Sebagai makhluk hidup, tak awam lagi
kita dengan kebiasaan tolong menolong di masyarakat pada umumnya. Terkadang ada
orang yang tak pandang bulu untuk menolong sesama. Ada yang menolong karena
melihat rupa dan tahta. Ada yang menolong karna memang sudah kenal. Ada yang
menolong karena iba. Dan banyak lagi alasan manusia saling tolong menolong di
kehidupan ini.
"Menolong itu perbuatan baik. Benarkah?"
Belum tentu, tergantung pada apa yang
akan kita tolong. Pertolongan apa yang kita berikan? Sudah benar dan sesuaikah
dengan kaidah agama? Melanggar syariat ataukah tidak? Baik atau buruk kah yang
akan kita lakukan? Semua perlu dipertimbangkan. Waspada
dalam menolong juga perlu. Sebenarnya bukan hanya dalam menolong, tapi dalam
segala hal harus waspada dan tetap berfikir positif atas apa yang kita lakukan.

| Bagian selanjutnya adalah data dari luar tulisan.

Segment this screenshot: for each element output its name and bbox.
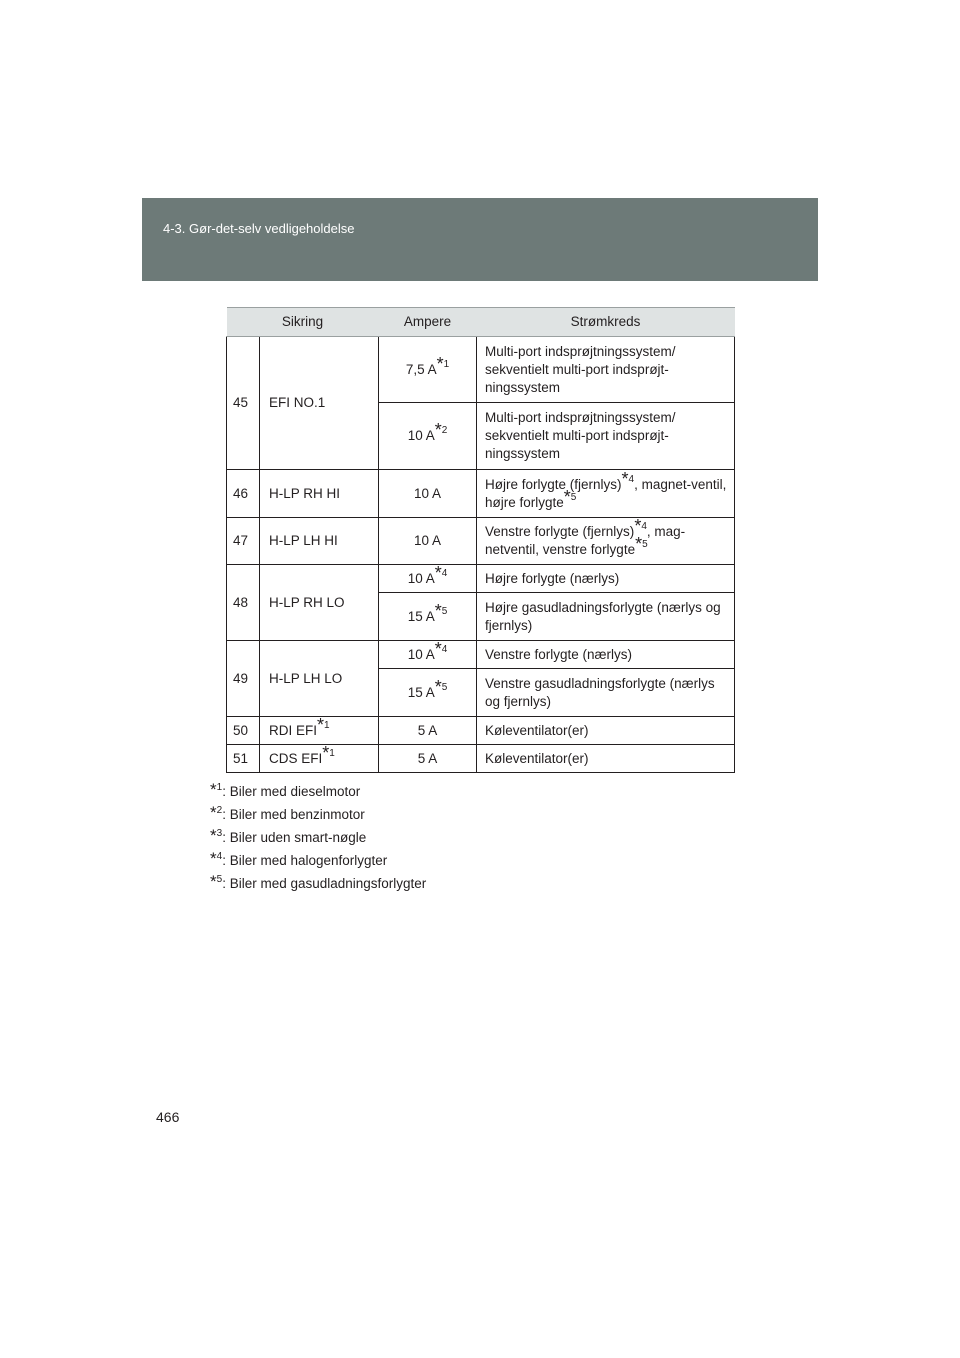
circuit-cell: Venstre gasudladningsforlygte (nærlys og fjernlys)	[477, 669, 735, 717]
fuse-name: H-LP RH LO	[260, 565, 379, 641]
fuse-name: EFI NO.1	[260, 337, 379, 470]
fuse-number: 49	[227, 641, 260, 717]
ampere-cell: 15 A*$^5$	[379, 669, 477, 717]
table-row	[227, 745, 735, 773]
ampere-cell: 5 A	[379, 717, 477, 745]
table-row	[227, 565, 735, 593]
circuit-cell: Køleventilator(er)	[477, 717, 735, 745]
fuse-number: 48	[227, 565, 260, 641]
fuse-name: H-LP RH HI	[260, 470, 379, 518]
ampere-cell: 5 A	[379, 745, 477, 773]
ampere-cell: 15 A*$^5$	[379, 593, 477, 641]
circuit-cell: Køleventilator(er)	[477, 745, 735, 773]
circuit-cell: Venstre forlygte (nærlys)	[477, 641, 735, 669]
fuse-name: CDS EFI*$^1$	[260, 745, 379, 773]
footnotes	[210, 781, 426, 896]
circuit-cell: Venstre forlygte (fjernlys)*$^4$, mag-netventil, venstre forlygte*$^5$	[477, 518, 735, 565]
circuit-cell: Multi-port indsprøjtningssystem/ sekventielt multi-port indsprøjt-ningssystem	[477, 337, 735, 403]
ampere-cell: 10 A*$^4$	[379, 565, 477, 593]
column-header-fuse: Sikring	[227, 308, 379, 337]
table-header-row	[227, 308, 735, 337]
table-row	[227, 337, 735, 403]
ampere-cell: 10 A*$^2$	[379, 403, 477, 470]
footnote: *$^1$: Biler med dieselmotor	[210, 780, 361, 799]
fuse-number: 47	[227, 518, 260, 565]
footnote: *$^4$: Biler med halogenforlygter	[210, 849, 388, 868]
fuse-number: 45	[227, 337, 260, 470]
footnote: *$^2$: Biler med benzinmotor	[210, 803, 365, 822]
fuse-number: 50	[227, 717, 260, 745]
table-row	[227, 717, 735, 745]
ampere-cell: 10 A*$^4$	[379, 641, 477, 669]
column-header-ampere: Ampere	[379, 308, 477, 337]
ampere-cell: 10 A	[379, 518, 477, 565]
fuse-number: 46	[227, 470, 260, 518]
fuse-name: RDI EFI*$^1$	[260, 717, 379, 745]
fuse-table	[226, 307, 735, 773]
table-row	[227, 641, 735, 669]
fuse-number: 51	[227, 745, 260, 773]
section-title: 4-3. Gør-det-selv vedligeholdelse	[163, 221, 355, 236]
circuit-cell: Multi-port indsprøjtningssystem/ sekventielt multi-port indsprøjt-ningssystem	[477, 403, 735, 470]
ampere-cell: 7,5 A*$^1$	[379, 337, 477, 403]
fuse-name: H-LP LH LO	[260, 641, 379, 717]
column-header-circuit: Strømkreds	[477, 308, 735, 337]
fuse-name: H-LP LH HI	[260, 518, 379, 565]
circuit-cell: Højre gasudladningsforlygte (nærlys og fjernlys)	[477, 593, 735, 641]
circuit-cell: Højre forlygte (fjernlys)*$^4$, magnet-ventil, højre forlygte*$^5$	[477, 470, 735, 518]
page-number: 466	[156, 1109, 180, 1125]
table-row	[227, 470, 735, 518]
section-header-band	[142, 198, 818, 281]
ampere-cell: 10 A	[379, 470, 477, 518]
table-row	[227, 518, 735, 565]
footnote: *$^5$: Biler med gasudladningsforlygter	[210, 872, 427, 891]
footnote: *$^3$: Biler uden smart-nøgle	[210, 826, 367, 845]
circuit-cell: Højre forlygte (nærlys)	[477, 565, 735, 593]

Sembari menata niat hanya untuk mengharap ridho dan rahmat-Nya ketika hendak
menolong siapapun dan apapun.
Sempat temanku bertanya, “Salahkah
bila aku terlalu baik? Melihat respon orang-orang sekitarku malah seperti itu. Aku
harus bagaimana?”. Aku tau, maksud baik pada orang yang dipertanyakan oleh
temanku yakni dia sering berbaik hati menolong teman-temannya yang membutuhkan
bantuan, tetapi dipandang sebelah mata oleh orang-orang lain.
Kalau menurutku perilaku baik
seseorang tidak bisa disalahkan. Selagi perilaku baiknya memang baik dan benar.
Yang perlu dipertanyakan itu pandangan mereka. Mengapa mudah sekali memandang
orang lain sedemikian rupa. Tidakkah ingin berkaca? Kita bukan manusia
sempurna, kita masih berlumur dosa yang sampai saat ini nodanya tak nampak di
diri kita.
Salah seorang temanku yang lain
bercerita, ia mendapat teguran dari salah seorang temannya, “Kamu jangan terlalu
baik, main percaya sama orang kasih pinjam ini itu. Nolong orang sih ya nolong
mba, tapi coba lihat, bagaimana respon orang itu saat kamu butuh dia? Teliti
lagi, dia bisa dipercaya atau tidak?”.
Wuuh, seperti pedang yang membelah
laju pemikiranku. Semula kepercayaan yang penuh ku berikan pada semua orang,
terpecah dan berantakan. Aku mulai melihat rekam jejak orang-orang yang sudah
kupercayai. Aku jadi punya pertanyaan, “Siapa yang salah? Kita yang terlalu
baik atau mereka yang tidak mengerti?”.
Mengapa aku bertanya demikian,
karena aku melihat dari kisah pribadi dan beberapa teman, seringkali kita
merasa sering menolong orang. Seperti kita mengusahakan untuk selalu bisa ada
disetiap mereka membutuhkan bantuan. Tetapi semua tidak berbalik pada saat kita
yang membutuhkan mereka. Semua hilang.
Oh, tunggu. Semua
hilang atau sebenarnya kita yang hilang karena masalah kita sendiri? ingin
dimengerti tapi selalu menyendiri dan menepi dari semua, sehingga sulit
dijangkau oleh mereka yang sebenarnya ingin membantu kita? Ah entahlah.
‘Ikhlas
menolong, tanpa pamrih’
Aku jadi ingat bahwa aku spernah dan
mungkin juga sering mendengar kalimat di atas. Memang benar, ketika kita
menolong harus ikhlas tanpa pamrih, tanpa mengharapkan ada imbalan. Tapi
sebenarnya tidak semata-mata seperti itu. Mari menjelajah hati, jauh ke
dasarnya, mari kita lihat, disana ada secuil pengharapan ‘Semoga kelak bisa
dibantu ketika aku juga mengalami musibah, kesusahan, atau kesulitan’. Dan dari
pengharapan itu, terkadang menuai kekecewaan dan sakit hati ketika tidak
dijumpai satupun mereka yang menguatkan saat tertimpa musibah atau masalah
lain. Entah sebenarnya mereka kemana. Entah sebenarnya mereka mengerti lalu
pura-pura buta dan tuli atau bagaimana. Entah.
“Sebenarnya disini, siapa yang
salah?”
“Tidakkah kamu
berkaca mbak?”, bisik hati kecilku. “Yang salah adalah dirimu dan segala
pengharapanmu. Niatmu kurang mantap, jadi hatimu belum ikhlas”, lanjutnya.
Ah.. Hidup jadi serba salah
mempermasalahkan siapa yang bersalah.